RLHF uses human preferences to train a reward model; RLAIF (RL from AI feedback) uses AI-generated preferences, enabling scale without proportional human annotation cost

Explanation

RLHF: human raters compare outputs → reward model → PPO optimization. RLAIF: the AI itself rates outputs against constitutional principles → reward model → RL. Scales better but depends on AI judgment quality.

What is the difference between zero-shot, one-shot, and few-shot prompting?

Correct Answer

Zero-shot: no examples in prompt. One-shot: one example. Few-shot: several examples. More examples generally improve performance by demonstrating the task format and expected output style

Explanation

Few-shot prompting (Brown et al., 2020): including k demonstrations in the prompt dramatically improves performance on novel tasks without weight updates. The LLM infers the task from examples via in-context learning.

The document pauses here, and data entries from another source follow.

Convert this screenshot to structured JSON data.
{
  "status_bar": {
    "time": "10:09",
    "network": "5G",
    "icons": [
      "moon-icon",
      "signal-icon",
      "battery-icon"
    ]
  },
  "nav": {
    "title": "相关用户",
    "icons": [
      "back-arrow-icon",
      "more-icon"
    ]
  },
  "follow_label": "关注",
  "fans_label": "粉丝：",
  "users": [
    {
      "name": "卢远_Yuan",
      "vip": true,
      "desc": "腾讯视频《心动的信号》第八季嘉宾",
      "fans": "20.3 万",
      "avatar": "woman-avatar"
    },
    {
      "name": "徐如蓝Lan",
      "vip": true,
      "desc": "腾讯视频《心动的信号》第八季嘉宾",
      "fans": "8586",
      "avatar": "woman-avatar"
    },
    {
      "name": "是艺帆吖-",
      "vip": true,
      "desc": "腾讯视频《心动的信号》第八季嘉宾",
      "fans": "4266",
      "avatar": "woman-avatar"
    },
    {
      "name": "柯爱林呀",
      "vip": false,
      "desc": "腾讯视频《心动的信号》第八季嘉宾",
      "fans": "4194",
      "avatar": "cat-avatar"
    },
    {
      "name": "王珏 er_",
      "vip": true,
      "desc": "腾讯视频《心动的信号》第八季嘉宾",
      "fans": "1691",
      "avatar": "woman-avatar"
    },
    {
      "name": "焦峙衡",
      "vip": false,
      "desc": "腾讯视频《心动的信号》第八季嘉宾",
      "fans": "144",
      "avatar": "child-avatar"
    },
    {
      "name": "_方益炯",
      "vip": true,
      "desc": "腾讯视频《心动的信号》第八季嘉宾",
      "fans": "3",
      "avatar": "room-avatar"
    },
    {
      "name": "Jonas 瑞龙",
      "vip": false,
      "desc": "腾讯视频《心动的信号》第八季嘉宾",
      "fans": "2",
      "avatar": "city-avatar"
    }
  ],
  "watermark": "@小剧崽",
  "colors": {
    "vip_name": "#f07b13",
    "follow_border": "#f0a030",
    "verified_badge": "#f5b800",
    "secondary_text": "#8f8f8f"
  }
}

What is catastrophic forgetting in neural networks?

Correct Answer

The tendency of neural networks to forget previously learned tasks when trained sequentially on new tasks, as new weights overwrite old task knowledge

Explanation

Catastrophic forgetting (McCloskey 1989) is the main challenge in continual/lifelong learning. Solutions: EWC (penalize changes to important weights), replay buffers (mix old and new data), modular networks, PackNet (parameter isolation).

Mathematically, why does L2 regularization (Ridge) tend to shrink weights smoothly toward zero rather than setting them exactly to zero, unlike L1 (Lasso)?

Correct Answer

Because the L2 penalty's gradient is proportional to the weight itself, so its pull weakens as a weight approaches zero, whereas the L1 penalty's gradient has constant magnitude and can drive small weights all the way to exactly zero, producing sparsity

Explanation

The derivative of the L2 penalty term (λw²) with respect to w is 2λw — proportional to w, so the shrinkage effect diminishes near zero. The derivative of the L1 penalty (λ|w|) is a constant ±λ, which keeps pushing small weights toward zero until they reach it exactly, producing sparse solutions useful for feature selection.

In the bias-variance decomposition of expected prediction error, what does the irreducible error term represent, and why can no model eliminate it?

Correct Answer

The variance inherent in the data-generating process itself (label noise or unmeasured factors), which sets a lower bound on achievable error regardless of model choice or amount of data

Explanation

Expected squared error decomposes into bias² + variance + irreducible error (often written as σ², the noise variance in the true relationship between inputs and outputs). Because this noise is intrinsic to the data-generating process, it represents a theoretical floor on performance that no amount of additional data, model capacity, or tuning can remove.